Monday, November 23, 2009

Fresh Country Air

Micah and Rosa worked hard today, and they didn’t once complain about the odor that will be accompanying their boots for a few days. In order to try and save some costs for next year, Jenn and I decided to use the hog shelter for beef calves, and erect a simple livestock panel-and-tarp shelter for the pigs. Savings… four hundred dollars. For today, however, we first needed to tear down the hog pen so that we can place next years swine on fresh pasture. We are going to expand the hogs’ pasture area by about half, and we took down all of the panels and t-posts from this past year’s pen. That involved a lot of work that had to be performed in the areas where the pigs liked to eliminate waste. The smell didn’t bother any of us while we were outdoors, but when we got back into the garage, the smell of our boots and gloves was ripe, to say the least.

The subject of odors, however, or “fresh country air,” as some people like to say, can be a touchy one. It is true that many large-scale farmers tend to be bothered by suburbanites who move to rural areas and complain because the farms – well - they stink. Manure lagoons and spreaders do not produce the most pleasant aromas to be living with, unless you are profiting from them. As larger farmers like to say, the smell of manure is the smell of money. The fact is, however, that an ecologically considerate farm should not make the whole neighborhood smell like manure. If animals are pastured, and rotated properly, and the animals on the farm are all allowed the freedom to live the way God intends them to, the soil is improved, manure is spread throughout the pasture as chickens scratch it into the soil, and the smell is only evident when someone steps in a pie, or the pig pen has had about six months of continuous use. The only smell of manure that is around our home, other than when we step in something in the pasture, is the smell of manure that is spread by the dairy and egg farmers that apply it to plowed fields so that they can grow grain to feed animals stuck in confinement housing.

When people drive by a pasture full of cows or beef steers, they never say” “wow, that smells of manure.” They rather enjoy the vista, and smell real country air if their windows happen to be down. But, drive by many dairy farms, a corporate hog farm, or a corn or soy bean field at the right time of year, and you will surely smell “that fresh country air.” In fact, it is air pollution.

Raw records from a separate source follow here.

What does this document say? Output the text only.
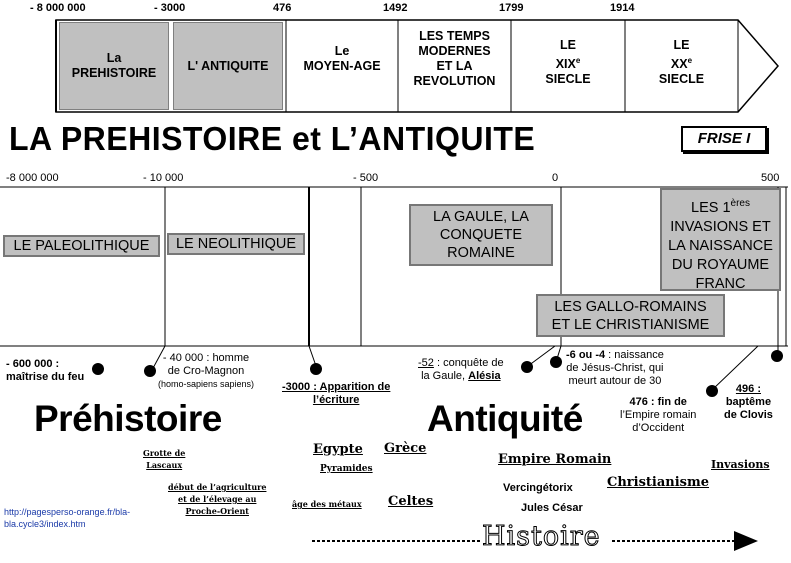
- 8 000 000	- 3000	476	1492	1799	1914
La
PREHISTOIRE
L' ANTIQUITE
Le
MOYEN-AGE
LES TEMPS
MODERNES
ET LA
REVOLUTION
LE
XIXe
SIECLE
LE
XXe
SIECLE
LA PREHISTOIRE et L’ANTIQUITE	FRISE I
-8 000 000	- 10 000	- 500	0	500
LE PALEOLITHIQUE	LE NEOLITHIQUE
LA GAULE, LA
CONQUETE
ROMAINE
LES 1ères
INVASIONS ET
LA NAISSANCE
DU ROYAUME
FRANC
LES GALLO-ROMAINS
ET LE CHRISTIANISME
- 600 000 :
maîtrise du feu
- 40 000 : homme
de Cro-Magnon
(homo-sapiens sapiens)	-3000 : Apparition de
l’écriture
-52 : conquête de
la Gaule, Alésia
-6 ou -4 : naissance
de Jésus-Christ, qui
meurt autour de 30
476 : fin de
l’Empire romain
d’Occident
496 :
baptême
de Clovis
Préhistoire	Antiquité
Grotte de
Lascaux
début de l’agriculture
et de l’élevage au
Proche-Orient
âge des métaux
Egypte
Pyramides
Grèce
Celtes
Empire Romain
Vercingétorix
Jules César
Christianisme
Invasions
http://pagesperso-orange.fr/bla-
bla.cycle3/index.htm	Histoire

The suburban transplants shouldn’t complain about odors, though. Surely they enjoy the pleasure of cheap and endless supplies of confinement beef and pork, and processed food to fill their bellies with, while the land erodes away and future generations are left with fewer healthy food options.

1 comment:

  1. Hi, Scot, Jenn and gang!

    Nice to see the blog. I think of you often, and appreciate the time we had to visit last summer.